AI can indeed write code.
AI can copy other people snippets of code and paste them together with some tweaking. AI is not capable of original creative thought. It can regurgitate some blended together chunks of other humans code and try and duct tape it together.
It sometimes works if the domain and question is very narrow or an extremely common task. It is very often wrong. Sometimes is subtle ways that debugging the broken code might take longer than having just written it yourself. But it will confidently serve up garbage and pretend it is sure this is the answer.
Either way, you can't just blindly trust it, so you end up carefully analyzing it line by line and test and trying to figure out what it screwed up. That can be very time consuming and harder because that is not your code so you it's not always clear what the intent was. If he copied code off the web from someone who didn't know what they were doing, that gets thrown it too.
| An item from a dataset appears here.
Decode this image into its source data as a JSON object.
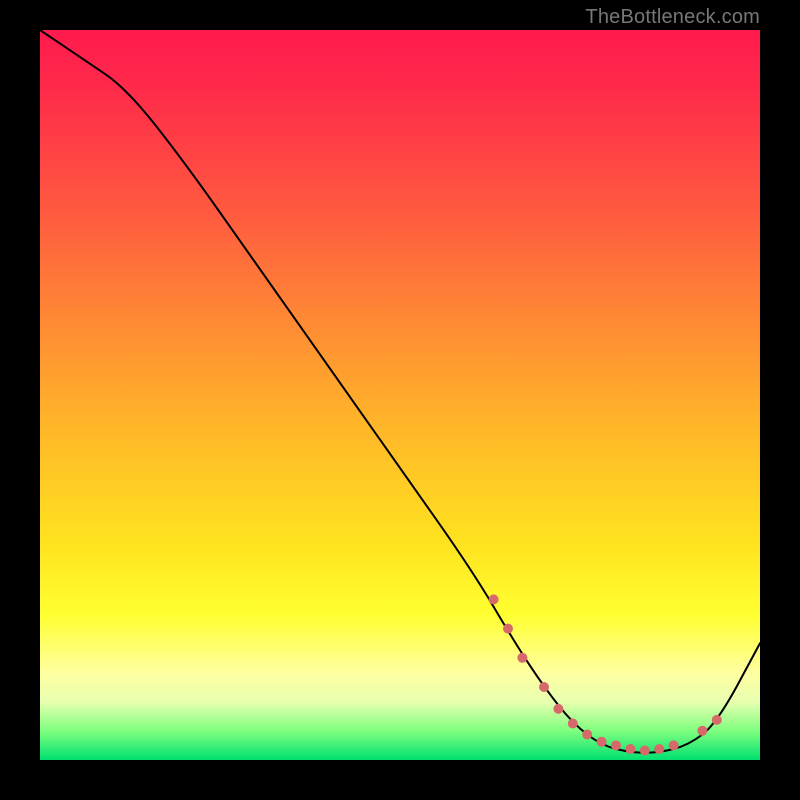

I use it to just throw out a first guess. At least shows me snippets of possibility and what objects and functions and modules might be involved. I then have to manually research and learn about those to the point that I understand it, then go back write my own code completely separately that I know is correct.
It's a slight more advanced Google search at the moment, but not a software engineer. If he finds code on the net from a junior programmer who unwisely uses a bubble sort where he shouldn't, AI will happily slap that code in not realizing that is very poor practice and will lead to scalability issues down the road.
AI currently is like hiring a really bad Bangladeshi outsourced coder who just complete a 6 week coding camp and was rickshaw driver before that. So sure. Just take his code and paste it into the Space Shuttle software. It'll be fine.
I would never use AI code directly. I use it to give me a list of concepts and keywords to go research, learn, and then write my own code.
On very common, simple, straightforward stuff where all the snippets on the web are probably correct, it can be a useful tool to augment the productivity of a skilled, experienced engineer, but the code will have to be written, or debugged and rewritten by someone who has figured it out anyway.
Glad I'm retiring. In my experience one bad coder can cause more problems, that are more expensive to clean up than they you save on not hiring a better coder to start with. But it will take management a decade to figure that out. They just think they are going to save a ton of money on live software engineers. And it is completely derivative. It can only massage code others have written for the most part. It has no creativity and can not innovate something clever and new and ground breaking.
But like script-kiddie web development laying stuff out on web pages and pulling data in from a db call? Sure. A lot of those jobs will get replaced by AI fairly successfully.